Endeavour Group reported flagging margin pressure and a decline in earnings on the prior corresponding period in its 1H26 results report but says improved retail sales momentum in 1H26 was largely due to increased investment in lower shelf prices.
The update marks the first trading statement under new CEO, Jayne Hrdlicka, who commenced in the role during the half and is now leading the group’s refreshed strategy across retail and hotels.
For the 27 weeks to 4 January 2026, Endeavour Group reported total sales of $6.68 billion, up 1.0 per cent on the prior year.
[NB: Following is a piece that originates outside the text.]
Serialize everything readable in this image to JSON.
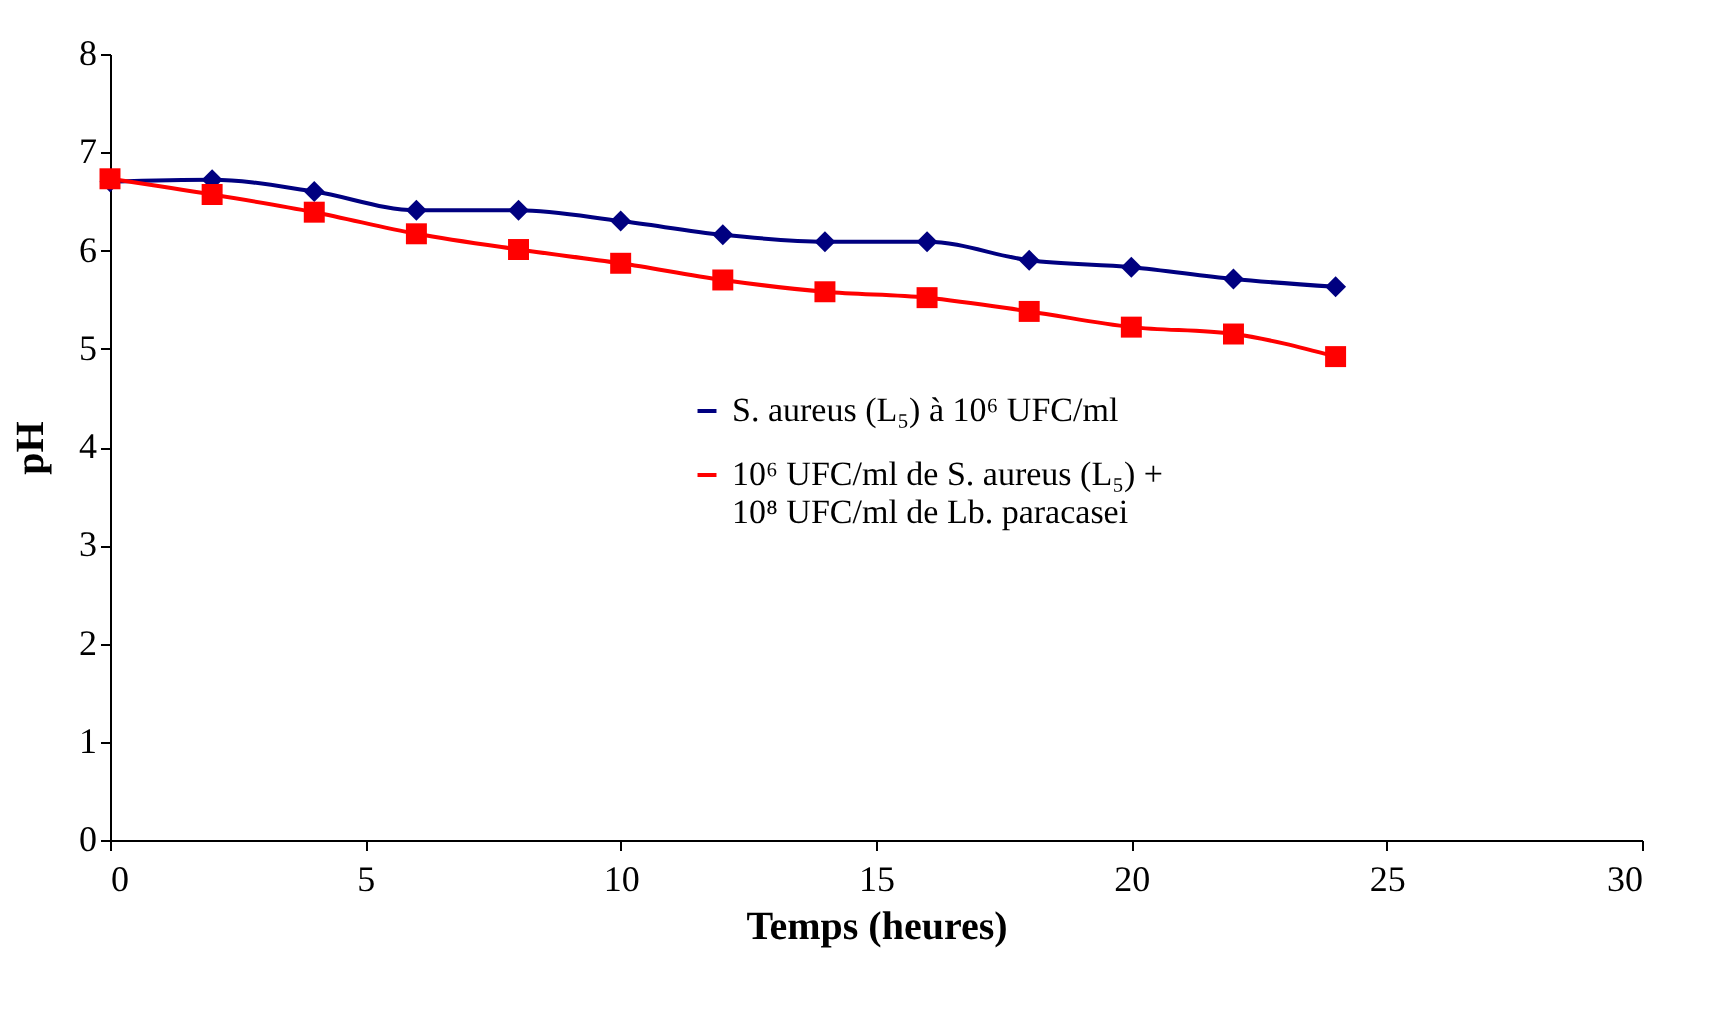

Retail sales rose 0.3 per cent to $5.5 billion, while hotels delivered stronger growth of 4.4 per cent to $1.17 billion.
Sales across Dan Murphy’s and BWS increased 0.7 per cent to $5.4 billion, with momentum improving in the second quarter. Combined Q2 sales for the two banners grew 2.2 per cent, including a record December trading month, as customers responded to sharper pricing and increased promotional activity.
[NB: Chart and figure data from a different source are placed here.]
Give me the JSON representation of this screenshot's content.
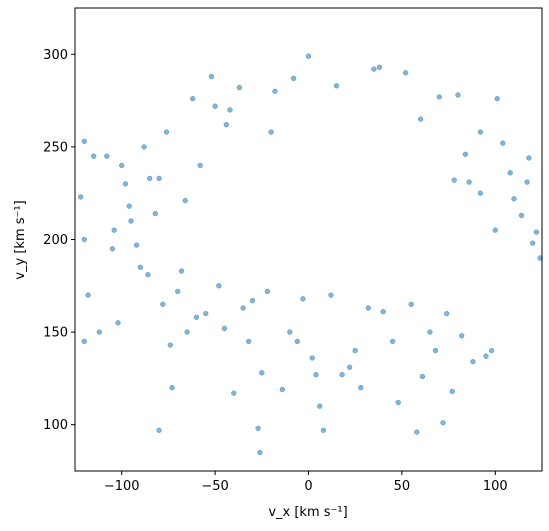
{
  "chart_data": {
    "type": "scatter",
    "xlabel": "v_x [km s⁻¹]",
    "ylabel": "v_y [km s⁻¹]",
    "xlim": [
      -125,
      125
    ],
    "ylim": [
      75,
      325
    ],
    "xticks": [
      -100,
      -50,
      0,
      50,
      100
    ],
    "yticks": [
      100,
      150,
      200,
      250,
      300
    ],
    "xtick_labels": [
      "−100",
      "−50",
      "0",
      "50",
      "100"
    ],
    "ytick_labels": [
      "100",
      "150",
      "200",
      "250",
      "300"
    ],
    "grid": false,
    "marker_color": "#1f77b4",
    "marker_alpha": 0.55,
    "points": [
      [
        -120,
        253
      ],
      [
        -122,
        223
      ],
      [
        -120,
        200
      ],
      [
        -118,
        170
      ],
      [
        -120,
        145
      ],
      [
        -115,
        245
      ],
      [
        -112,
        150
      ],
      [
        -105,
        195
      ],
      [
        -102,
        155
      ],
      [
        -100,
        240
      ],
      [
        -98,
        230
      ],
      [
        -96,
        218
      ],
      [
        -92,
        197
      ],
      [
        -90,
        185
      ],
      [
        -88,
        250
      ],
      [
        -85,
        233
      ],
      [
        -82,
        214
      ],
      [
        -80,
        97
      ],
      [
        -78,
        165
      ],
      [
        -76,
        258
      ],
      [
        -74,
        143
      ],
      [
        -73,
        120
      ],
      [
        -70,
        172
      ],
      [
        -68,
        183
      ],
      [
        -65,
        150
      ],
      [
        -62,
        276
      ],
      [
        -60,
        158
      ],
      [
        -55,
        160
      ],
      [
        -52,
        288
      ],
      [
        -50,
        272
      ],
      [
        -48,
        175
      ],
      [
        -45,
        152
      ],
      [
        -42,
        270
      ],
      [
        -40,
        117
      ],
      [
        -37,
        282
      ],
      [
        -35,
        163
      ],
      [
        -32,
        145
      ],
      [
        -30,
        167
      ],
      [
        -27,
        98
      ],
      [
        -26,
        85
      ],
      [
        -25,
        128
      ],
      [
        -22,
        172
      ],
      [
        -18,
        280
      ],
      [
        -14,
        119
      ],
      [
        -10,
        150
      ],
      [
        -8,
        287
      ],
      [
        -6,
        145
      ],
      [
        -3,
        168
      ],
      [
        0,
        299
      ],
      [
        2,
        136
      ],
      [
        4,
        127
      ],
      [
        6,
        110
      ],
      [
        8,
        97
      ],
      [
        12,
        170
      ],
      [
        15,
        283
      ],
      [
        18,
        127
      ],
      [
        22,
        131
      ],
      [
        25,
        140
      ],
      [
        28,
        120
      ],
      [
        32,
        163
      ],
      [
        35,
        292
      ],
      [
        38,
        293
      ],
      [
        40,
        161
      ],
      [
        45,
        145
      ],
      [
        48,
        112
      ],
      [
        52,
        290
      ],
      [
        55,
        165
      ],
      [
        58,
        96
      ],
      [
        61,
        126
      ],
      [
        65,
        150
      ],
      [
        68,
        140
      ],
      [
        70,
        277
      ],
      [
        72,
        101
      ],
      [
        74,
        160
      ],
      [
        77,
        118
      ],
      [
        80,
        278
      ],
      [
        82,
        148
      ],
      [
        86,
        231
      ],
      [
        88,
        134
      ],
      [
        92,
        225
      ],
      [
        95,
        137
      ],
      [
        98,
        140
      ],
      [
        100,
        205
      ],
      [
        104,
        252
      ],
      [
        108,
        236
      ],
      [
        110,
        222
      ],
      [
        114,
        213
      ],
      [
        117,
        231
      ],
      [
        118,
        244
      ],
      [
        120,
        198
      ],
      [
        122,
        204
      ],
      [
        124,
        190
      ],
      [
        101,
        276
      ],
      [
        92,
        258
      ],
      [
        84,
        246
      ],
      [
        78,
        232
      ],
      [
        -108,
        245
      ],
      [
        -104,
        205
      ],
      [
        -95,
        210
      ],
      [
        -86,
        181
      ],
      [
        -80,
        233
      ],
      [
        -66,
        221
      ],
      [
        -58,
        240
      ],
      [
        -44,
        262
      ],
      [
        -20,
        258
      ],
      [
        60,
        265
      ]
    ]
  }
}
Hrdlicka said the pricing decisions were a deliberate move to rebuild top-line growth in a highly competitive market.
“The pricing and promotional decisions we have made in our Retail business have generated positive sales results, delivering on our aim to better align the customer propositions for each of our brands to re-ignite top line growth,” she said.
“In a competitive market landscape, we have focused on reinforcing customer confidence in the value we offer across all channels.”
The group said Dan Murphy’s delivered its biggest ever trading weeks leading into Christmas and New Year’s Eve, with Christmas Eve setting a new daily sales record. However, the increased investment in price and promotions weighed on margins, with retail gross profit margin expected to be approximately 85 basis points below the prior corresponding period.
Retail EBIT (pre significant items) is expected to be between $323 million and $328 million, down from $370 million a year earlier.
Hrdlicka said improving sales velocity remains a priority as the group works through a broader reset.
“A key step to realising the potential of our Retail brands is improving sales momentum, and as the first half progressed, we made a number of decisions to improve customer engagement and generate higher sales velocity, including investment in lower shelf prices,” she said.
“We are very pleased with the speed of customer reaction to our shelf price and targeted promotional activity, highlighting the strength in both retail brands.”
Hotels continued to outperform, with sales growth of 4.4 per cent in the half and strong performance across gaming, food and beverage and refurbished venues. The division delivered its strongest monthly sales result on record in December, supported by record trading in the lead-up to Christmas and on New Year’s Eve.
At a group level, EBIT (pre significant items) is expected to be between $555 million and $566 million, down from $595 million, while profit before tax (pre significant items) is forecast at $400 million to $411 million, compared with $437 million a year earlier.
The group also flagged significant items totalling a net pre-tax expense of approximately $45 million in the half. The largest component relates to one-off cessation costs associated with the planned closure of the Melbourne Liquor Distribution Centre in 2028, alongside hotel impairments, advisory fees and a one-off gain on the sale of gaming entitlements.
Endeavour said further detail on its refreshed strategy and cost-reduction initiatives will be provided at its half-year results presentation in March and investor day.